C’était mon père, un homme violent, autoritaire, et ses décisions sont irrévocables.
À l’entendre parler ainsi, je sus que j’étais perdu. Je m’imaginais déjà dans la rue, sans le sou, sans abri et sans famille ; persécuté par la police ou maltraité par les voyous et les bandits qui peuplaient les rues, notamment pendant la nuit.
Je savais, depuis peu d’ailleurs, que ce jour fatal n’était pas loin. Moins d’une semaine auparavant, je l’avais entendu dire à ma mère, dans la cuisine : « Je ne peux pas continuer à nourrir un homme de vingt ans ! Quand j’avais son âge, je nourrissais toute une famille ! Je travaillais dur pour assumer une responsabilité aussi lourde que la terre ! »
J’étais encore au lit. Mon père criait très fort.
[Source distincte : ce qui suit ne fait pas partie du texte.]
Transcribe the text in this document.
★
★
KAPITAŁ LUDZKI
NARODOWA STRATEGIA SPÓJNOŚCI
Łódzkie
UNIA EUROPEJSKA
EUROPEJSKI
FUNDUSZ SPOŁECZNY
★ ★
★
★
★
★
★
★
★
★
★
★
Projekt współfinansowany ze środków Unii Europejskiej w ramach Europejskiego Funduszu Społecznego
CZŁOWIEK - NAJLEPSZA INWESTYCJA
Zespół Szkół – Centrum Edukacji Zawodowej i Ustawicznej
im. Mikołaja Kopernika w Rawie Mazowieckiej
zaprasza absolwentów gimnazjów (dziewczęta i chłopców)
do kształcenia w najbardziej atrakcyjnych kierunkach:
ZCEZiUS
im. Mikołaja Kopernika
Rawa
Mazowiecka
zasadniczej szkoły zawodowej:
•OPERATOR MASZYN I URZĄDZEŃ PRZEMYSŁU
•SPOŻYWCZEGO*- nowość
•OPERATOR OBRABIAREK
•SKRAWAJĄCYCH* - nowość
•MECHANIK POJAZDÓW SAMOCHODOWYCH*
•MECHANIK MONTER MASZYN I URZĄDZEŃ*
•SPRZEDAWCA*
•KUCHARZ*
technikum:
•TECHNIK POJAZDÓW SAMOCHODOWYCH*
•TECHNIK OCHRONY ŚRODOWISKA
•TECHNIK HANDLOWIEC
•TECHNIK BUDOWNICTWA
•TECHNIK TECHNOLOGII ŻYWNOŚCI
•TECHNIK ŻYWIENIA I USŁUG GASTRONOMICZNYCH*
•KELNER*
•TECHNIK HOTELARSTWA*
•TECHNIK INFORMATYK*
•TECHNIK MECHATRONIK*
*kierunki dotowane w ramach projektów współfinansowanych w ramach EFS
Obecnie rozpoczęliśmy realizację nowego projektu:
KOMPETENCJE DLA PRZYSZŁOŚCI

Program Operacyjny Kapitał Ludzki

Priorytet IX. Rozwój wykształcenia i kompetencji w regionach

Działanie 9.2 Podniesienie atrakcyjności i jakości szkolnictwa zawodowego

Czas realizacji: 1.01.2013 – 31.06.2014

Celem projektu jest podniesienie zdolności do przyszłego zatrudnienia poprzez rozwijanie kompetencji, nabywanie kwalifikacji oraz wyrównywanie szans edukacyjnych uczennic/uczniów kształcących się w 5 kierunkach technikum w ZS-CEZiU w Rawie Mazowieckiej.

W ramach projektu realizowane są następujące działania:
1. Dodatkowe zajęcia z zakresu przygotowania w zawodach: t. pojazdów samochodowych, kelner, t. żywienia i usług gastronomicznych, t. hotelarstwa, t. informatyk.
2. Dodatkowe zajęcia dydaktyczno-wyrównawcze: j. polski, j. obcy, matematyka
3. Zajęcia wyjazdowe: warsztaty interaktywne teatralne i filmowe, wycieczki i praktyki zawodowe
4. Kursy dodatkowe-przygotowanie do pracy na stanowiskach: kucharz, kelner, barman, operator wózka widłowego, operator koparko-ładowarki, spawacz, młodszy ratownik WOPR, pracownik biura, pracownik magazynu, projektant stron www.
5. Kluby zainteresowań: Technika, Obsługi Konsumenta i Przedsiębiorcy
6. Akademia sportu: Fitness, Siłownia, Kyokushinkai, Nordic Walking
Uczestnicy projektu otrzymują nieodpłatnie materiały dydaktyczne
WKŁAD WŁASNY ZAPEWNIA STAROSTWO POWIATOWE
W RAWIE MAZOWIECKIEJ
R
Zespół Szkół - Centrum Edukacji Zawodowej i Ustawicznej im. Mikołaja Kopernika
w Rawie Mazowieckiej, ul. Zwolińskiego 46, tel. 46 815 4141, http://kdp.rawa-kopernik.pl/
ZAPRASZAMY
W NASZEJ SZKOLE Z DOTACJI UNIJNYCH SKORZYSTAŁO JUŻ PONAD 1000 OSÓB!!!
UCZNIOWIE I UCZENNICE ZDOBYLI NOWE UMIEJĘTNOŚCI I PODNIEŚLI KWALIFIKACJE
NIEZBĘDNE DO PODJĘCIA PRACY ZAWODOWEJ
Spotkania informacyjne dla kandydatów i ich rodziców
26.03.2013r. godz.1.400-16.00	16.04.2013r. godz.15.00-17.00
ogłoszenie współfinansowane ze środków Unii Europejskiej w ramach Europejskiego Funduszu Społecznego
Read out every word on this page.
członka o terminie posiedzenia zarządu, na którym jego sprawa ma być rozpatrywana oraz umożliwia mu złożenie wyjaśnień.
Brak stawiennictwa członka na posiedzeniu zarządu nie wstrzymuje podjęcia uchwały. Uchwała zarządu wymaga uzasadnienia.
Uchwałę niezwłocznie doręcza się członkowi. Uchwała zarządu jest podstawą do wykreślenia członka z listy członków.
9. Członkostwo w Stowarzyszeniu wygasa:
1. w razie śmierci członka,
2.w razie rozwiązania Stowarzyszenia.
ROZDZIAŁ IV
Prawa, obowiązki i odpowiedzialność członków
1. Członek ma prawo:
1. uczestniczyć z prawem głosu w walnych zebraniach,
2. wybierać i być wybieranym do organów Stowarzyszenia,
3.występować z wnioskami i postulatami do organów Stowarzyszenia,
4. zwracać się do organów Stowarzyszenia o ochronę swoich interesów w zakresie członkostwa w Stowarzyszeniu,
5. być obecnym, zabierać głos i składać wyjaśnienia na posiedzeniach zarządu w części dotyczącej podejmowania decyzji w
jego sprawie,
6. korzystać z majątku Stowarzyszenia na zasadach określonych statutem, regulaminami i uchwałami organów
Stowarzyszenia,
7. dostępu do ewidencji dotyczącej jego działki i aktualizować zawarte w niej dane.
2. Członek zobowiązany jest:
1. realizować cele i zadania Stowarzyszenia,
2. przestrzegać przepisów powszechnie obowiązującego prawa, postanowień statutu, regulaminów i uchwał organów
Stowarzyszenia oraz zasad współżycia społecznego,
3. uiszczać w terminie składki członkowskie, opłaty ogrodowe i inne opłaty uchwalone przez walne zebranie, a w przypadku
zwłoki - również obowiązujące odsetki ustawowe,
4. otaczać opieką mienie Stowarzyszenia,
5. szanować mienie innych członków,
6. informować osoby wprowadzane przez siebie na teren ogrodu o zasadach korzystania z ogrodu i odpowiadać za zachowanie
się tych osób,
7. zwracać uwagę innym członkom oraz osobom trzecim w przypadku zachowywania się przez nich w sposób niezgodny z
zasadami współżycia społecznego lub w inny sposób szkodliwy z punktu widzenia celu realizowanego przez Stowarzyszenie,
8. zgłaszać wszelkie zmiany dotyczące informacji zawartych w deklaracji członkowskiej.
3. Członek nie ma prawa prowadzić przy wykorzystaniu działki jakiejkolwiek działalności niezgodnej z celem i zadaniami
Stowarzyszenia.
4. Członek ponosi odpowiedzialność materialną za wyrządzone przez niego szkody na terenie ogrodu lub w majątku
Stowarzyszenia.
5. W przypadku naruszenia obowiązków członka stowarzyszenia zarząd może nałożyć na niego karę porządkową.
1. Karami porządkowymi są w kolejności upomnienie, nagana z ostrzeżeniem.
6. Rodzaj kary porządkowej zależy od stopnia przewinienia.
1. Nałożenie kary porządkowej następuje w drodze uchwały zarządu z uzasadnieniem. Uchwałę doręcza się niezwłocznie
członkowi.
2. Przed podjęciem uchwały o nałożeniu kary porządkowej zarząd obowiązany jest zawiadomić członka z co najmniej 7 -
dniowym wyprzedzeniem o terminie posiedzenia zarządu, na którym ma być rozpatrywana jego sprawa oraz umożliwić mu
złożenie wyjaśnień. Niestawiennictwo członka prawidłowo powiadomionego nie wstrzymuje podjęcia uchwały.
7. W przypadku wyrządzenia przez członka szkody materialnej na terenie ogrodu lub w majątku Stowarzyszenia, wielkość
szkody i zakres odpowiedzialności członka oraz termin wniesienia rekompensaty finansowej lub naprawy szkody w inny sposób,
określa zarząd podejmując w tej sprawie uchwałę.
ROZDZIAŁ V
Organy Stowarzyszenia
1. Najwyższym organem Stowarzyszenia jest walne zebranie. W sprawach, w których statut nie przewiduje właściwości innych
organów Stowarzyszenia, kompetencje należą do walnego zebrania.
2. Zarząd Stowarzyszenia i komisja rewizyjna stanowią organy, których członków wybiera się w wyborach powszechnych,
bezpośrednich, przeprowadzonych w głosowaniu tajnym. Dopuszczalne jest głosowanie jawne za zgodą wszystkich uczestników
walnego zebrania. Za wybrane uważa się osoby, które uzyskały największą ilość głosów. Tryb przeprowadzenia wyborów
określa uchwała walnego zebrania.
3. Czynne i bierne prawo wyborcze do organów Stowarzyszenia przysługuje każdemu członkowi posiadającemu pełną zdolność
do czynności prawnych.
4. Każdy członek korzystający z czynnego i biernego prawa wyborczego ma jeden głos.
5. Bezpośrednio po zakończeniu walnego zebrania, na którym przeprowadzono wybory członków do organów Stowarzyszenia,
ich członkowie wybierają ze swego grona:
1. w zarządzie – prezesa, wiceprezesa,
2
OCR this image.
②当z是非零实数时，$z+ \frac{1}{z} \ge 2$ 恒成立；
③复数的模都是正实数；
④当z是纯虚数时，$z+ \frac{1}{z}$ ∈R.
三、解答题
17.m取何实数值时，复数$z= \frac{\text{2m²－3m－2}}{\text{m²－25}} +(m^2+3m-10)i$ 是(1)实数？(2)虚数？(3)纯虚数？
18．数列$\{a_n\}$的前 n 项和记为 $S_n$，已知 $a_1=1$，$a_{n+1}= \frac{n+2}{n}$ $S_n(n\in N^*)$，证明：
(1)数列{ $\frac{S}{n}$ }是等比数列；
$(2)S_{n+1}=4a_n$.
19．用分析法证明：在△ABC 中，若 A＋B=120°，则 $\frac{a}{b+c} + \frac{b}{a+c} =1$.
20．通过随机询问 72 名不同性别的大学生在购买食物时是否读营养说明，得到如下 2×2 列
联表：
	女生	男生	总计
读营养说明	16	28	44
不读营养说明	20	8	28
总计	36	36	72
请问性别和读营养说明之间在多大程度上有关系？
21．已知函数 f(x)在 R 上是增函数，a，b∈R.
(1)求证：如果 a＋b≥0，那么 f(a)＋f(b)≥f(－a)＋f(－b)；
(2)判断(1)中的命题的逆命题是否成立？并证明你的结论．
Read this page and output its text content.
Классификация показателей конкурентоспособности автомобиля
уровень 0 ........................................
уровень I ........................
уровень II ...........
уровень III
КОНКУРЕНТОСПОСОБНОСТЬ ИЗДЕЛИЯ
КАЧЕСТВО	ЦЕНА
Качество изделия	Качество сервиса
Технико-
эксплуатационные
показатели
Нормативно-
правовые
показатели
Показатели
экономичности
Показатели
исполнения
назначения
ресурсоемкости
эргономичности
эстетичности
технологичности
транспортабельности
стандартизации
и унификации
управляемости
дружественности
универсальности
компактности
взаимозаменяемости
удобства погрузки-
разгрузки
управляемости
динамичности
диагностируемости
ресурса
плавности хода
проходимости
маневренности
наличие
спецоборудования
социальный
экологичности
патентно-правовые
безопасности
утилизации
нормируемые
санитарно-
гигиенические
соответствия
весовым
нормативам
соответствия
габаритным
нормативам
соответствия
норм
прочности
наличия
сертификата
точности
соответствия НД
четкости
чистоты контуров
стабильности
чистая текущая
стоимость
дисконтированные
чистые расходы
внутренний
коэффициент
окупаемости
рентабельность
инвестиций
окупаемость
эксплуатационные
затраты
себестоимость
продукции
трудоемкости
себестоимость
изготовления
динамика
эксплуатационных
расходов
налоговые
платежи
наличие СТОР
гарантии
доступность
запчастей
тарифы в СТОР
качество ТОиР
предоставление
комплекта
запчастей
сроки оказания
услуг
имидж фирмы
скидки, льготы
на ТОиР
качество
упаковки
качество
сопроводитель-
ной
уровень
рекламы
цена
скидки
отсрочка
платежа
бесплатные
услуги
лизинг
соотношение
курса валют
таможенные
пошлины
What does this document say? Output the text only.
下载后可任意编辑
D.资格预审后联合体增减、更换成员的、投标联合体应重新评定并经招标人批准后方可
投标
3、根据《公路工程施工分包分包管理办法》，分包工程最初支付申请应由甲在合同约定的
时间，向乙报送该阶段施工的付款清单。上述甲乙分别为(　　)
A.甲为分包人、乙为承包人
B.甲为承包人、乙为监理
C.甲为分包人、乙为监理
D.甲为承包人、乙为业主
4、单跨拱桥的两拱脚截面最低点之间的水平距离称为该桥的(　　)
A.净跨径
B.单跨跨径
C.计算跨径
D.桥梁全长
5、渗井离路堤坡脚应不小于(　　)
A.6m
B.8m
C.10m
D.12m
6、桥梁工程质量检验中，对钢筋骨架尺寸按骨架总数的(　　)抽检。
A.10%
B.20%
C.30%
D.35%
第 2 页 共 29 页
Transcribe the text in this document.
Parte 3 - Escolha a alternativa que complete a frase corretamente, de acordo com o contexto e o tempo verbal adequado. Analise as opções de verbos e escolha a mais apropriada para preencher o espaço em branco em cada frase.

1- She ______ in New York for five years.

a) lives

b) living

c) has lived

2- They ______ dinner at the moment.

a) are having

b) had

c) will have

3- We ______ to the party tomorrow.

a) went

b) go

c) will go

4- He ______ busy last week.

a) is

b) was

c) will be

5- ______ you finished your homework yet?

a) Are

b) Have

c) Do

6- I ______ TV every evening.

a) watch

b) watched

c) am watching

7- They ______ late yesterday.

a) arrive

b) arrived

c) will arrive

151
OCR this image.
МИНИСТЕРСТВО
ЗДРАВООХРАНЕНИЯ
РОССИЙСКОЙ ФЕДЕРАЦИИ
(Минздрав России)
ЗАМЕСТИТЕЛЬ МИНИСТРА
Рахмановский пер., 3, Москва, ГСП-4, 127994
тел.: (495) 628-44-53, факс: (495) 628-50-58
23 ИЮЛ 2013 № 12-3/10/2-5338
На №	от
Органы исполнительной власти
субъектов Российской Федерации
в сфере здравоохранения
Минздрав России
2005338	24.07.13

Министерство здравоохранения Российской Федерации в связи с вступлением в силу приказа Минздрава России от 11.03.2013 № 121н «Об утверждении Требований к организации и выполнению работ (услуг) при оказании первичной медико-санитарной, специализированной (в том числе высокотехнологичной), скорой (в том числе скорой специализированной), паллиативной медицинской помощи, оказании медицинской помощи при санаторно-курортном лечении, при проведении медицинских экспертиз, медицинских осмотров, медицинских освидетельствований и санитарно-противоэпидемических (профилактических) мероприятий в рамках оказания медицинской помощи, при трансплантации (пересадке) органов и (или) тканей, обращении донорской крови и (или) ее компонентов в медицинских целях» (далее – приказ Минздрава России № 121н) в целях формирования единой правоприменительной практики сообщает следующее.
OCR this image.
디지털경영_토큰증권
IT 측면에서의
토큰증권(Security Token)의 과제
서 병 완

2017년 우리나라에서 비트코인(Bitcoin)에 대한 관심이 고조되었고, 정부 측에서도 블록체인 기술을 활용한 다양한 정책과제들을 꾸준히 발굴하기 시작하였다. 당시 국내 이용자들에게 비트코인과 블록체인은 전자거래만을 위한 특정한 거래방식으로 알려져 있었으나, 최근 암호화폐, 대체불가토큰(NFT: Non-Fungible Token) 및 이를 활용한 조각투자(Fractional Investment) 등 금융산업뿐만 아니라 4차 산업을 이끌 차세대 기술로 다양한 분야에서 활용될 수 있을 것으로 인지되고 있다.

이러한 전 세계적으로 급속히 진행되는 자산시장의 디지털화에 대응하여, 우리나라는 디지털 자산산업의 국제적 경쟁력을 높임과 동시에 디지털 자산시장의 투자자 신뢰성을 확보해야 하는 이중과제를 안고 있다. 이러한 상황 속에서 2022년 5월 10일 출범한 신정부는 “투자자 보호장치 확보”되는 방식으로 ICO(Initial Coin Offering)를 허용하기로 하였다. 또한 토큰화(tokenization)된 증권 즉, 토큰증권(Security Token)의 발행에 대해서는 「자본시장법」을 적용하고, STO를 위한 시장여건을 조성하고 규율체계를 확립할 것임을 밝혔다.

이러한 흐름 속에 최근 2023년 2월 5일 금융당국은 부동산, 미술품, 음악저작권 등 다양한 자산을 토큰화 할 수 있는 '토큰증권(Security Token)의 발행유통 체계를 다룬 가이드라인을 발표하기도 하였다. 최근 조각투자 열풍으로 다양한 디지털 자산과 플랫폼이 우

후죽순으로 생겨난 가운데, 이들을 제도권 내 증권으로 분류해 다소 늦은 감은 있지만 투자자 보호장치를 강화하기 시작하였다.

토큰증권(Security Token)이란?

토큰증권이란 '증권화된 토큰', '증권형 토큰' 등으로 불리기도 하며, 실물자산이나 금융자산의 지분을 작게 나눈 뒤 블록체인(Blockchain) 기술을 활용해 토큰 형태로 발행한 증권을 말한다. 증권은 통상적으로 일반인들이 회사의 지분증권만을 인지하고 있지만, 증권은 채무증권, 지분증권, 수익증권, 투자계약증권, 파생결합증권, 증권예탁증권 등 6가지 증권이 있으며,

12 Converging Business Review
Ma mère ? Qu’a-t-elle dit ? Ah, cette pauvre petite femme ! Ah, ce qu’elle a enduré avec ce grand monsieur ! Elle n’osait rien dire qui puisse le contrarier. Respect et peur étaient mêlés dans son esprit, confondus, et sa devise avait depuis toujours été : servir aveuglément mon père sans jamais lui dire non, ou lui dire qu’il avait tort. Ce qui incitait ce dernier à lui distribuer à tort et à travers des ordres qu’elle se hâtait d’exécuter dans l’ordre où il les avait lancés.
Je quittai le lit sur la pointe des pieds et m’approchai de la porte entrebâillée pour voir cette scène matinale. Ah, si mon père m’avait surpris dans cette posture ! Croyez-moi, deux ou trois gifles n’auraient pas suffi à calmer sa fureur. Et quelles gifles ! Oui, j’ai vingt ans, et après ! Il n’aurait pas ménagé le moindre effort pour me flanquer en plus, et comme il l’avait toujours fait d’ailleurs, des coups de pied secs dans les fesses. Étant chétif et de petite taille comme ma mère, mon âge ne pourrait pas me servir à grand-chose contre la cruauté de cet homme géant, d’un mètre quatre-vingt-dix, et qui n’hésiterait pas à cogner sur tous ceux qui étaient plus petits que lui, même s’ils avaient soixante ans. Il n’avait pas de respect pour les petits de taille.
Je glissai mon nez dans l’entrebâillement de la porte. Mon père était debout, il criait comme un forcené et ma mère, comme à l’accoutumée, se tenait docilement devant lui, la tête baissée et les yeux rivés au sol. Je revins au lit de peur qu’il ne se doute de quelque chose. Et puis, comme s’il s’adressait à moi, à travers cette porte entrebâillée, il dit, mais plus fort encore :
— Mon père à moi m’a chassé de la maison, alors que je n’avais pas plus de dix-huit ans. Mais j’étais un homme, moi ! J’ai quitté la maison et n’y suis revenu qu’avec les poches pleines d’argent !
J’ai pensé lui dire que les temps avaient bel et bien changé, et que l’argent qui lui emplissait autrefois les poches était introuvable de nos jours, mais il ne se donnerait pas la peine de m’entendre lui dire tout cela. Dès que j’aurais ouvert la bouche, il m’aurait sauté dessus pour m’étrangler, ou me mordre, ou me faire je ne sais quoi encore. Il ne m’aimait plus et je ne savais pas pourquoi.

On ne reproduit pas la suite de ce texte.